Partial Least Square (PLS)
Partial Least Square (PLS) is a type of structural equation modeling (SEM) technique described as a second generation of a multivariate analysis (Fornell et al., 1990). Instead of SEM technique, PLS allows researchers to replicate and examine a series of relationships. In terms of hypothetical constructs that are difficult to be measured theoretically, the estimation of PLS has no assumptions of normality and independence from observation.
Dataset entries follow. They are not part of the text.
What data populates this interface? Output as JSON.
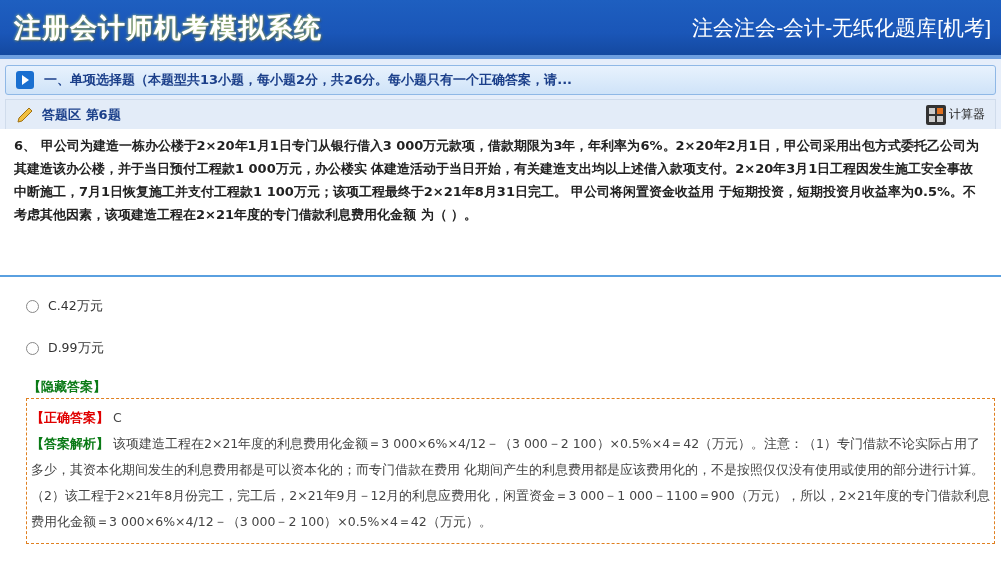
{
  "header": {
    "title": "注册会计师机考模拟系统",
    "subtitle": "注会注会-会计-无纸化题库[机考]"
  },
  "section": {
    "title": "一、单项选择题（本题型共13小题，每小题2分，共26分。每小题只有一个正确答案，请..."
  },
  "answer_area": {
    "title": "答题区 第6题",
    "calculator": "计算器"
  },
  "question": {
    "text": "6、 甲公司为建造一栋办公楼于2×20年1月1日专门从银行借入3 000万元款项，借款期限为3年，年利率为6%。2×20年2月1日，甲公司采用出包方式委托乙公司为其建造该办公楼，并于当日预付工程款1 000万元，办公楼实 体建造活动于当日开始，有关建造支出均以上述借入款项支付。2×20年3月1日工程因发生施工安全事故中断施工，7月1日恢复施工并支付工程款1 100万元；该项工程最终于2×21年8月31日完工。 甲公司将闲置资金收益用 于短期投资，短期投资月收益率为0.5%。不考虑其他因素，该项建造工程在2×21年度的专门借款利息费用化金额 为（  ）。"
  },
  "options": [
    {
      "label": "C.42万元",
      "selected": false
    },
    {
      "label": "D.99万元",
      "selected": false
    }
  ],
  "hide_answer": "【隐藏答案】",
  "answer": {
    "correct_label": "【正确答案】",
    "correct_value": "C",
    "analysis_label": "【答案解析】",
    "analysis": "该项建造工程在2×21年度的利息费用化金额＝3 000×6%×4/12－（3 000－2 100）×0.5%×4＝42（万元）。注意：（1）专门借款不论实际占用了多少，其资本化期间发生的利息费用都是可以资本化的；而专门借款在费用 化期间产生的利息费用都是应该费用化的，不是按照仅仅没有使用或使用的部分进行计算。（2）该工程于2×21年8月份完工，完工后，2×21年9月－12月的利息应费用化，闲置资金＝3 000－1 000－1100＝900（万元），所以，2×21年度的专门借款利息费用化金额＝3 000×6%×4/12－（3 000－2 100）×0.5%×4＝42（万元）。"
  }
}
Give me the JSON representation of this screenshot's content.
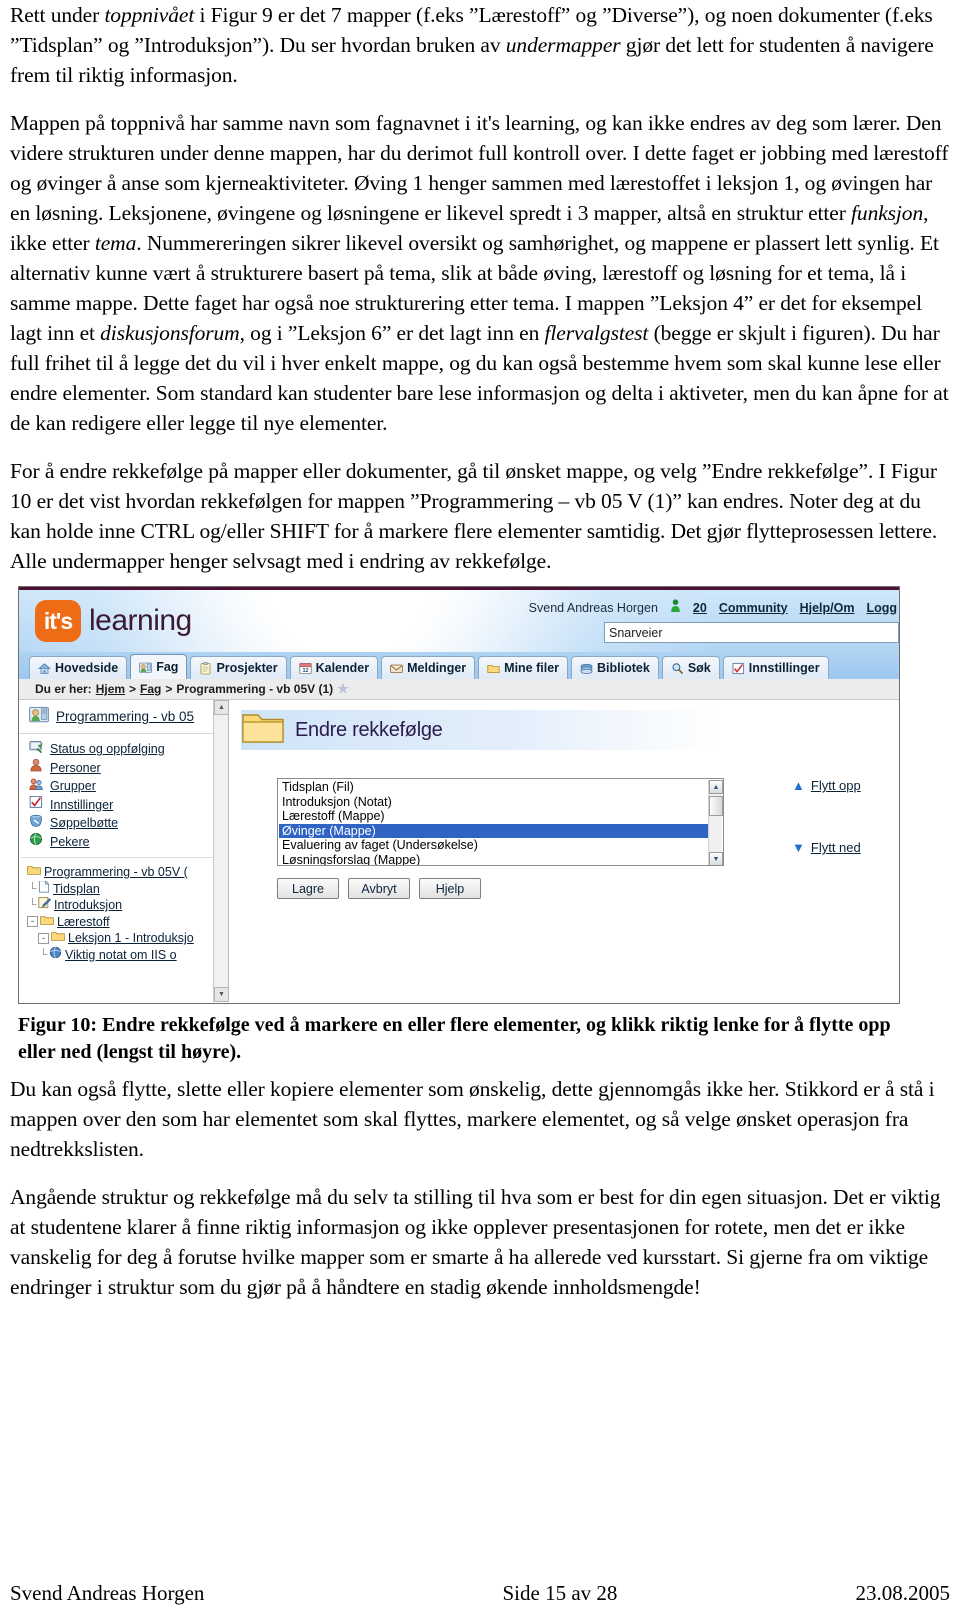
{
  "document": {
    "paragraphs": [
      "Rett under toppnivået i Figur 9 er det 7 mapper (f.eks ”Lærestoff” og ”Diverse”), og noen dokumenter (f.eks ”Tidsplan” og ”Introduksjon”). Du ser hvordan bruken av undermapper gjør det lett for studenten å navigere frem til riktig informasjon.",
      "Mappen på toppnivå har samme navn som fagnavnet i it's learning, og kan ikke endres av deg som lærer. Den videre strukturen under denne mappen, har du derimot full kontroll over. I dette faget er jobbing med lærestoff og øvinger å anse som kjerneaktiviteter. Øving 1 henger sammen med lærestoffet i leksjon 1, og øvingen har en løsning. Leksjonene, øvingene og løsningene er likevel spredt i 3 mapper, altså en struktur etter funksjon, ikke etter tema. Nummereringen sikrer likevel oversikt og samhørighet, og mappene er plassert lett synlig. Et alternativ kunne vært å strukturere basert på tema, slik at både øving, lærestoff og løsning for et tema, lå i samme mappe. Dette faget har også noe strukturering etter tema. I mappen ”Leksjon 4” er det for eksempel lagt inn et diskusjonsforum, og i ”Leksjon 6” er det lagt inn en flervalgstest (begge er skjult i figuren). Du har full frihet til å legge det du vil i hver enkelt mappe, og du kan også bestemme hvem som skal kunne lese eller endre elementer. Som standard kan studenter bare lese informasjon og delta i aktiveter, men du kan åpne for at de kan redigere eller legge til nye elementer.",
      "For å endre rekkefølge på mapper eller dokumenter, gå til ønsket mappe, og velg ”Endre rekkefølge”. I Figur 10 er det vist hvordan rekkefølgen for mappen ”Programmering – vb 05 V (1)” kan endres. Noter deg at du kan holde inne CTRL og/eller SHIFT for å markere flere elementer samtidig. Det gjør flytteprosessen lettere. Alle undermapper henger selvsagt med i endring av rekkefølge.",
      "Du kan også flytte, slette eller kopiere elementer som ønskelig, dette gjennomgås ikke her. Stikkord er å stå i mappen over den som har elementet som skal flyttes, markere elementet, og så velge ønsket operasjon fra nedtrekkslisten.",
      "Angående struktur og rekkefølge må du selv ta stilling til hva som er best for din egen situasjon. Det er viktig at studentene klarer å finne riktig informasjon og ikke opplever presentasjonen for rotete, men det er ikke vanskelig for deg å forutse hvilke mapper som er smarte å ha allerede ved kursstart. Si gjerne fra om viktige endringer i struktur som du gjør på å håndtere en stadig økende innholdsmengde!"
    ],
    "figure_caption": "Figur 10: Endre rekkefølge ved å markere en eller flere elementer, og klikk riktig lenke for å flytte opp eller ned (lengst til høyre).",
    "footer": {
      "author": "Svend Andreas Horgen",
      "page": "Side 15 av 28",
      "date": "23.08.2005"
    }
  },
  "screenshot": {
    "brand": {
      "badge": "it's",
      "word": "learning",
      "accent_color": "#ed6c15",
      "word_color": "#3a1b33"
    },
    "userbar": {
      "user_name": "Svend Andreas Horgen",
      "online_count": "20",
      "links": [
        "Community",
        "Hjelp/Om",
        "Logg"
      ]
    },
    "shortcuts": {
      "value": "Snarveier"
    },
    "tabs": [
      {
        "label": "Hovedside",
        "icon": "home-icon",
        "active": false
      },
      {
        "label": "Fag",
        "icon": "course-icon",
        "active": true
      },
      {
        "label": "Prosjekter",
        "icon": "clipboard-icon",
        "active": false
      },
      {
        "label": "Kalender",
        "icon": "calendar-icon",
        "active": false
      },
      {
        "label": "Meldinger",
        "icon": "mail-icon",
        "active": false
      },
      {
        "label": "Mine filer",
        "icon": "folder-icon",
        "active": false
      },
      {
        "label": "Bibliotek",
        "icon": "books-icon",
        "active": false
      },
      {
        "label": "Søk",
        "icon": "magnifier-icon",
        "active": false
      },
      {
        "label": "Innstillinger",
        "icon": "checklist-icon",
        "active": false
      }
    ],
    "breadcrumb": {
      "prefix": "Du er her:",
      "items": [
        "Hjem",
        "Fag",
        "Programmering - vb 05V (1)"
      ],
      "separator": ">",
      "favourite_icon": "star-icon"
    },
    "sidebar": {
      "course_title": "Programmering - vb 05",
      "links": [
        {
          "label": "Status og oppfølging",
          "icon": "status-icon"
        },
        {
          "label": "Personer",
          "icon": "person-icon"
        },
        {
          "label": "Grupper",
          "icon": "group-icon"
        },
        {
          "label": "Innstillinger",
          "icon": "checklist-icon"
        },
        {
          "label": "Søppelbøtte",
          "icon": "trash-icon"
        },
        {
          "label": "Pekere",
          "icon": "globe-icon"
        }
      ],
      "tree": [
        {
          "label": "Programmering - vb 05V (",
          "icon": "folder-open-icon",
          "depth": 0,
          "toggle": ""
        },
        {
          "label": "Tidsplan",
          "icon": "file-icon",
          "depth": 1,
          "toggle": ""
        },
        {
          "label": "Introduksjon",
          "icon": "note-icon",
          "depth": 1,
          "toggle": ""
        },
        {
          "label": "Lærestoff",
          "icon": "folder-icon",
          "depth": 1,
          "toggle": "-"
        },
        {
          "label": "Leksjon 1 - Introduksjo",
          "icon": "folder-icon",
          "depth": 2,
          "toggle": "-"
        },
        {
          "label": "Viktig notat om IIS o",
          "icon": "globe-icon",
          "depth": 3,
          "toggle": ""
        }
      ]
    },
    "dialog": {
      "title": "Endre rekkefølge",
      "title_icon": "folder-icon",
      "items": [
        {
          "label": "Tidsplan  (Fil)",
          "selected": false
        },
        {
          "label": "Introduksjon  (Notat)",
          "selected": false
        },
        {
          "label": "Lærestoff  (Mappe)",
          "selected": false
        },
        {
          "label": "Øvinger  (Mappe)",
          "selected": true
        },
        {
          "label": "Evaluering av faget  (Undersøkelse)",
          "selected": false
        },
        {
          "label": "Løsningsforslag  (Mappe)",
          "selected": false
        }
      ],
      "selection_color": "#2f63c4",
      "buttons": [
        "Lagre",
        "Avbryt",
        "Hjelp"
      ],
      "move_up": {
        "label": "Flytt opp",
        "icon": "chevron-up-icon"
      },
      "move_down": {
        "label": "Flytt ned",
        "icon": "chevron-down-icon"
      }
    }
  }
}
Originated from the path analysis, PLS is utilized to work with small samples and exploratory studies. It has been regarded as an authoritative method on the theories of social science; the writer in the research adopts Smart PLS 3.2 as the major tool to scrutinize the relationships of hypotheses within all the variables. The concept of PLS is an iterative combination of component analysis relating measures to constructs. The significance of relationships among the constructs is measured as an indicator of the model performance. Therefore, by using PLS the techniques of bootstrapping, R-square, path coefficients and t-value are implemented to examine the structural model.
Bootstrapping
Bootstrapping is a way to duplicate the sample in a logical manner to retrieve the t-value to simulate the test with larger sample, to see once the sample size has expand, weather the sample can perhaps have a significant results, such method is used in this study. The bootstrapping assumes that sample is reasonably repeated of the assumed population distribution, and therefore the estimated coefficient in the PLS-SEM can be tested for their significance (Henseler, Ringle, and Sinkovics, 2009). The PLS algorithm uses bootstrapping samples to estimate the result, such as the t-value and the path coefficient. Hair, Sarstedt, Ringle, and Mena (2012) also stated that critical t-values for the two-tailed test are 1.65, 1.96 and 2.58, which represented weak or one star, moderate or two stars, and strong relations which represent three stars in significance. Significance of relationship between variables can thus be assessed.
Pilot Study’s Research Framework
Figure 4.1. KIPs research model; analysis by PLS (Pilot study, N= 47) Note. * p < .1. ** p < .05. *** p < .01.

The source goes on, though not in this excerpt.